I believe the argument that's normally used involves looking at the series expansion. For example:

sin x = x - x³/3! + x⁵/5! - x⁷/7! + . . .

if x is sufficiently small all terms except the 1st are negligible. A simple calculation will bear this out. A similar story can be created for the other trig functions. At least this is how I remember it.
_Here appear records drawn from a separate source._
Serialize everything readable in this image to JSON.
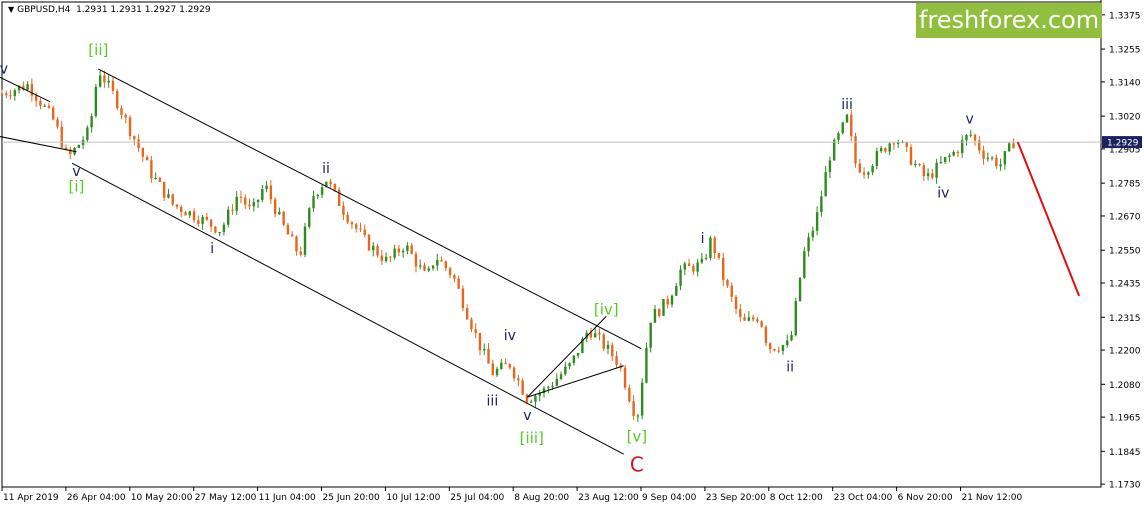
{
  "header": {
    "symbol": "GBPUSD,H4",
    "ohlc": "1.2931 1.2931 1.2927 1.2929"
  },
  "brand": {
    "text": "freshforex.com"
  },
  "colors": {
    "bull_candle": "#2e8b1e",
    "bear_candle": "#e8661b",
    "channel_lines": "#000000",
    "forecast_line": "#e01010",
    "wave_label_minor": "#1c2260",
    "wave_label_intermediate": "#55cc22",
    "wave_label_primary": "#d01818",
    "current_price_line": "#c0c0c0",
    "current_price_box": "#1c2260",
    "background": "#ffffff",
    "brand_bg": "#8fbf3c"
  },
  "chart_data": {
    "type": "candlestick",
    "symbol": "GBPUSD",
    "timeframe": "H4",
    "ylim": [
      1.172,
      1.342
    ],
    "y_ticks": [
      "1.3375",
      "1.3255",
      "1.3140",
      "1.3020",
      "1.2905",
      "1.2785",
      "1.2670",
      "1.2550",
      "1.2435",
      "1.2315",
      "1.2200",
      "1.2080",
      "1.1965",
      "1.1845",
      "1.1730"
    ],
    "x_ticks": [
      "11 Apr 2019",
      "26 Apr 04:00",
      "10 May 20:00",
      "27 May 12:00",
      "11 Jun 04:00",
      "25 Jun 20:00",
      "10 Jul 12:00",
      "25 Jul 04:00",
      "8 Aug 20:00",
      "23 Aug 12:00",
      "9 Sep 04:00",
      "23 Sep 20:00",
      "8 Oct 12:00",
      "23 Oct 04:00",
      "6 Nov 20:00",
      "21 Nov 12:00"
    ],
    "current_price": "1.2929",
    "price_path": [
      [
        "11 Apr 2019",
        1.31
      ],
      [
        "17 Apr 2019",
        1.313
      ],
      [
        "23 Apr 2019",
        1.3
      ],
      [
        "26 Apr 2019",
        1.287
      ],
      [
        "1 May 2019",
        1.297
      ],
      [
        "3 May 2019",
        1.3185
      ],
      [
        "7 May 2019",
        1.308
      ],
      [
        "10 May 2019",
        1.298
      ],
      [
        "15 May 2019",
        1.282
      ],
      [
        "20 May 2019",
        1.271
      ],
      [
        "24 May 2019",
        1.268
      ],
      [
        "31 May 2019",
        1.262
      ],
      [
        "4 Jun 2019",
        1.275
      ],
      [
        "7 Jun 2019",
        1.268
      ],
      [
        "10 Jun 2019",
        1.278
      ],
      [
        "14 Jun 2019",
        1.264
      ],
      [
        "18 Jun 2019",
        1.253
      ],
      [
        "21 Jun 2019",
        1.274
      ],
      [
        "24 Jun 2019",
        1.28
      ],
      [
        "28 Jun 2019",
        1.269
      ],
      [
        "3 Jul 2019",
        1.258
      ],
      [
        "8 Jul 2019",
        1.251
      ],
      [
        "12 Jul 2019",
        1.257
      ],
      [
        "17 Jul 2019",
        1.245
      ],
      [
        "19 Jul 2019",
        1.253
      ],
      [
        "23 Jul 2019",
        1.246
      ],
      [
        "29 Jul 2019",
        1.222
      ],
      [
        "1 Aug 2019",
        1.212
      ],
      [
        "5 Aug 2019",
        1.215
      ],
      [
        "9 Aug 2019",
        1.203
      ],
      [
        "13 Aug 2019",
        1.206
      ],
      [
        "19 Aug 2019",
        1.215
      ],
      [
        "23 Aug 2019",
        1.2275
      ],
      [
        "28 Aug 2019",
        1.219
      ],
      [
        "30 Aug 2019",
        1.215
      ],
      [
        "3 Sep 2019",
        1.1955
      ],
      [
        "6 Sep 2019",
        1.231
      ],
      [
        "10 Sep 2019",
        1.237
      ],
      [
        "13 Sep 2019",
        1.248
      ],
      [
        "18 Sep 2019",
        1.25
      ],
      [
        "20 Sep 2019",
        1.259
      ],
      [
        "23 Sep 2019",
        1.244
      ],
      [
        "27 Sep 2019",
        1.229
      ],
      [
        "1 Oct 2019",
        1.232
      ],
      [
        "3 Oct 2019",
        1.221
      ],
      [
        "8 Oct 2019",
        1.222
      ],
      [
        "11 Oct 2019",
        1.253
      ],
      [
        "14 Oct 2019",
        1.266
      ],
      [
        "17 Oct 2019",
        1.288
      ],
      [
        "21 Oct 2019",
        1.3012
      ],
      [
        "23 Oct 2019",
        1.285
      ],
      [
        "25 Oct 2019",
        1.283
      ],
      [
        "29 Oct 2019",
        1.29
      ],
      [
        "1 Nov 2019",
        1.295
      ],
      [
        "5 Nov 2019",
        1.286
      ],
      [
        "8 Nov 2019",
        1.28
      ],
      [
        "12 Nov 2019",
        1.286
      ],
      [
        "15 Nov 2019",
        1.29
      ],
      [
        "18 Nov 2019",
        1.296
      ],
      [
        "21 Nov 2019",
        1.289
      ],
      [
        "25 Nov 2019",
        1.285
      ],
      [
        "28 Nov 2019",
        1.2929
      ]
    ],
    "wave_labels": [
      {
        "text": "iv",
        "date": "11 Apr 2019",
        "value": 1.317,
        "degree": "minor"
      },
      {
        "text": "[ii]",
        "date": "3 May 2019",
        "value": 1.3235,
        "degree": "intermediate"
      },
      {
        "text": "v",
        "date": "28 Apr 2019",
        "value": 1.281,
        "degree": "minor"
      },
      {
        "text": "[i]",
        "date": "28 Apr 2019",
        "value": 1.2755,
        "degree": "intermediate"
      },
      {
        "text": "i",
        "date": "29 May 2019",
        "value": 1.254,
        "degree": "minor"
      },
      {
        "text": "ii",
        "date": "24 Jun 2019",
        "value": 1.282,
        "degree": "minor"
      },
      {
        "text": "iii",
        "date": "1 Aug 2019",
        "value": 1.2005,
        "degree": "minor"
      },
      {
        "text": "iv",
        "date": "5 Aug 2019",
        "value": 1.2235,
        "degree": "minor"
      },
      {
        "text": "v",
        "date": "9 Aug 2019",
        "value": 1.1955,
        "degree": "minor"
      },
      {
        "text": "[iii]",
        "date": "10 Aug 2019",
        "value": 1.1875,
        "degree": "intermediate"
      },
      {
        "text": "[iv]",
        "date": "27 Aug 2019",
        "value": 1.2325,
        "degree": "intermediate"
      },
      {
        "text": "[v]",
        "date": "3 Sep 2019",
        "value": 1.188,
        "degree": "intermediate"
      },
      {
        "text": "C",
        "date": "3 Sep 2019",
        "value": 1.1775,
        "degree": "primary"
      },
      {
        "text": "i",
        "date": "18 Sep 2019",
        "value": 1.2575,
        "degree": "minor"
      },
      {
        "text": "ii",
        "date": "8 Oct 2019",
        "value": 1.2125,
        "degree": "minor"
      },
      {
        "text": "iii",
        "date": "21 Oct 2019",
        "value": 1.3045,
        "degree": "minor"
      },
      {
        "text": "iv",
        "date": "12 Nov 2019",
        "value": 1.2735,
        "degree": "minor"
      },
      {
        "text": "v",
        "date": "18 Nov 2019",
        "value": 1.2995,
        "degree": "minor"
      }
    ],
    "trendlines": [
      {
        "from": [
          "3 May 2019",
          1.3185
        ],
        "to": [
          "4 Sep 2019",
          1.2205
        ],
        "kind": "channel-upper"
      },
      {
        "from": [
          "27 Apr 2019",
          1.2855
        ],
        "to": [
          "31 Aug 2019",
          1.1835
        ],
        "kind": "channel-lower"
      },
      {
        "from": [
          "10 Apr 2019",
          1.316
        ],
        "to": [
          "22 Apr 2019",
          1.307
        ],
        "kind": "wave-iv-upper"
      },
      {
        "from": [
          "10 Apr 2019",
          1.295
        ],
        "to": [
          "28 Apr 2019",
          1.2895
        ],
        "kind": "wave-iv-lower"
      },
      {
        "from": [
          "9 Aug 2019",
          1.2035
        ],
        "to": [
          "27 Aug 2019",
          1.2318
        ],
        "kind": "wedge-upper"
      },
      {
        "from": [
          "9 Aug 2019",
          1.2035
        ],
        "to": [
          "31 Aug 2019",
          1.2145
        ],
        "kind": "wedge-lower"
      }
    ],
    "forecast": {
      "from": [
        "29 Nov 2019",
        1.2929
      ],
      "to": [
        "13 Dec 2019",
        1.239
      ],
      "direction": "down"
    }
  }
}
I don't know if this can be considered a 'proof' though.

[krtxmrtz]

Hi all,

Assume that an angle α. Since it is too small (α <<0) we can say that Sin α = α, Tan α = α and Cos α = 1- ((α^2)/2).
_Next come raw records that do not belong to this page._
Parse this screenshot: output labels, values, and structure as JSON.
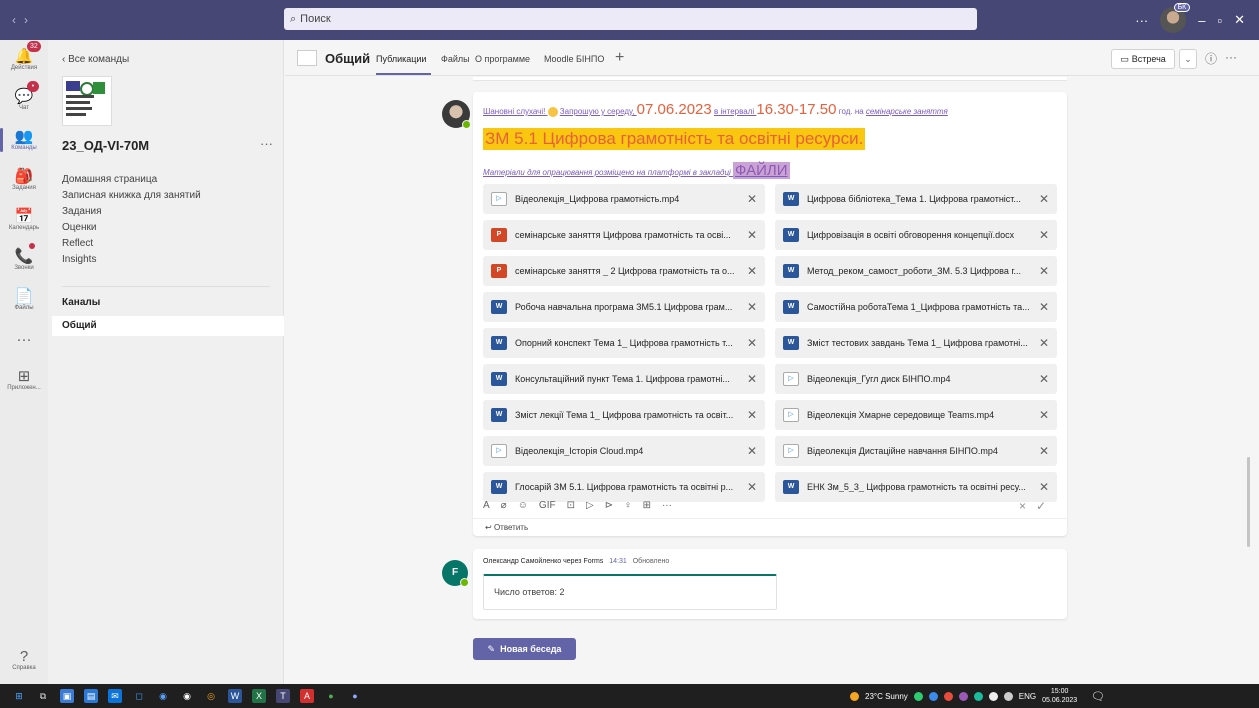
{
  "titlebar": {
    "search_placeholder": "Поиск",
    "profile_badge": "БК"
  },
  "rail": [
    {
      "name": "activity",
      "label": "Действия",
      "icon": "🔔",
      "badge": "32"
    },
    {
      "name": "chat",
      "label": "Чат",
      "icon": "💬",
      "badge": "•"
    },
    {
      "name": "teams",
      "label": "Команды",
      "icon": "👥",
      "active": true
    },
    {
      "name": "assignments",
      "label": "Задания",
      "icon": "🎒"
    },
    {
      "name": "calendar",
      "label": "Календарь",
      "icon": "📅"
    },
    {
      "name": "calls",
      "label": "Звонки",
      "icon": "📞"
    },
    {
      "name": "files",
      "label": "Файлы",
      "icon": "📄"
    },
    {
      "name": "more",
      "label": "",
      "icon": "···"
    },
    {
      "name": "apps",
      "label": "Приложен...",
      "icon": "⊞"
    }
  ],
  "rail_help": {
    "label": "Справка",
    "icon": "?"
  },
  "team_panel": {
    "back_label": "Все команды",
    "team_name": "23_ОД-VI-70М",
    "more": "···",
    "links": [
      "Домашняя страница",
      "Записная книжка для занятий",
      "Задания",
      "Оценки",
      "Reflect",
      "Insights"
    ],
    "channels_title": "Каналы",
    "channel_general": "Общий"
  },
  "channel_header": {
    "title": "Общий",
    "tabs": [
      "Публикации",
      "Файлы",
      "О программе",
      "Moodle БІНПО"
    ],
    "add_tab": "+",
    "meet_label": "Встреча",
    "meet_caret": "⌄",
    "info_icon": "ⓘ",
    "more_icon": "···"
  },
  "post": {
    "line1_a": "Шановні слухачі! ",
    "line1_b": "Запрошую у середу, ",
    "date": "07.06.2023",
    "line1_c": " в інтервалі ",
    "time": "16.30-17.50",
    "line1_d": " год. на ",
    "line1_e": "семінарське заняття",
    "heading": "ЗМ 5.1 Цифрова грамотність та освітні ресурси.",
    "line3": "Матеріали для опрацювання розміщено на платформі в закладці ",
    "files_word": "ФАЙЛИ",
    "attachments": [
      {
        "type": "video",
        "name": "Відеолекція_Цифрова грамотність.mp4"
      },
      {
        "type": "word",
        "name": "Цифрова бібліотека_Тема 1. Цифрова грамотніст..."
      },
      {
        "type": "ppt",
        "name": "семінарське заняття Цифрова грамотність та осві..."
      },
      {
        "type": "word",
        "name": "Цифровізація в освіті обговорення концепції.docx"
      },
      {
        "type": "ppt",
        "name": "семінарське заняття _ 2 Цифрова грамотність та о..."
      },
      {
        "type": "word",
        "name": "Метод_реком_самост_роботи_ЗМ. 5.3 Цифрова г..."
      },
      {
        "type": "word",
        "name": "Робоча навчальна програма ЗМ5.1 Цифрова грам..."
      },
      {
        "type": "word",
        "name": "Самостійна роботаТема 1_Цифрова грамотність та..."
      },
      {
        "type": "word",
        "name": "Опорний конспект Тема 1_ Цифрова грамотність т..."
      },
      {
        "type": "word",
        "name": "Зміст тестових завдань Тема 1_ Цифрова грамотні..."
      },
      {
        "type": "word",
        "name": "Консультаційний пункт Тема 1. Цифрова грамотні..."
      },
      {
        "type": "video",
        "name": "Відеолекція_Гугл диск БІНПО.mp4"
      },
      {
        "type": "word",
        "name": "Зміст лекції Тема 1_ Цифрова грамотність та освіт..."
      },
      {
        "type": "video",
        "name": "Відеолекція Хмарне середовище Teams.mp4"
      },
      {
        "type": "video",
        "name": "Відеолекція_Історія Cloud.mp4"
      },
      {
        "type": "video",
        "name": "Відеолекція Дистаційне навчання БІНПО.mp4"
      },
      {
        "type": "word",
        "name": "Глосарій ЗМ 5.1. Цифрова грамотність та освітні р..."
      },
      {
        "type": "word",
        "name": "ЕНК Зм_5_3_ Цифрова грамотність та освітні ресу..."
      }
    ],
    "format_icons": [
      "format-icon",
      "attach-icon",
      "emoji-icon",
      "gif-icon",
      "sticker-icon",
      "meet-now-icon",
      "stream-icon",
      "praise-icon",
      "forms-icon",
      "more-icon"
    ],
    "format_glyphs": [
      "A",
      "⌀",
      "☺",
      "GIF",
      "⊡",
      "▷",
      "⊳",
      "♀",
      "⊞",
      "···"
    ],
    "discard": "×",
    "send": "✓",
    "reply_label": "Ответить"
  },
  "forms_post": {
    "author": "Олександр Самойленко через Forms",
    "time": "14:31",
    "status": "Обновлено",
    "avatar": "F",
    "answers": "Число ответов: 2"
  },
  "new_conversation": "Новая беседа",
  "taskbar": {
    "weather": "23°C  Sunny",
    "lang": "ENG",
    "time": "15:00",
    "date": "05.06.2023"
  },
  "colors": {
    "titlebar": "#464775",
    "accent": "#6264a7",
    "highlight_yellow": "#f9c710",
    "highlight_purple": "#c9a2d6",
    "orange_text": "#e8603c"
  }
}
How can we proof those three.

If you want a way to prove that sin(a) = a for small a, take a look at this:

http://www.vbforums.com/showpost.php...52&postcount=8

It's based on geometric considerations and doesn't require the Taylor series.

[eranga262154]

I believe the argument that's normally used involves looking at the series expansion. For example:

sin x = x - x³/3! + x⁵/5! - x⁷/7! + . . .

if x is sufficiently small all terms except the 1st are negligible. A simple calculation will bear this out. A similar story can be created for the other trig functions. At least this is how I remember it. I don't know if this can be considered a 'proof' though.

Ya, first I think it is the best way to do it. Since x is too small only first term (ie x) is the remaining part.

Anyway thanks for your advice.

[eranga262154]

It's based on geometric considerations and doesn't require the Taylor series.

Thank,
I go through your link. It is ok.

But I think it is easy to used Taylor series. Is it ok?

[krtxmrtz]

Thank,
I go through your link. It is ok.

But I think it is easy to used Taylor series. Is it ok?

Sure it's easier but the point is, the Taylor series can't be derived without the knowledge of derivatives and derivation. And in order to find the derivative of the sine you must calculate the limit lim (h -> 0) [sin(x+h) - sin(x)] / h. Using the trigonometric formula
sin(a + b) = sin(a) cos(b) + cos(a) sin(b) you get lim (h -> 0) [sin(x) cos(h) + sin(h) cos(x) - sin(x)] / h = (... since the cosine tends to 1...) = lim (h -> 0) sin(h) cos(x)/ h. Now you apply the approximation sin(h) = h for small h and finally find that the derivative is cos(x). This allows you to calculate the Taylor series.

[eranga262154]

Ya, it's true. According to your geomatric derivation can easy who has no well knowledge in derivation.

Anyway thanks.

[krtxmrtz]

Ya, it's true. According to your geomatric derivation can easy who has no well knowledge in derivation.

Anyway thanks.

And I think it's smart, therefore beautiful.

[eranga262154]

Thanks to everyone of you.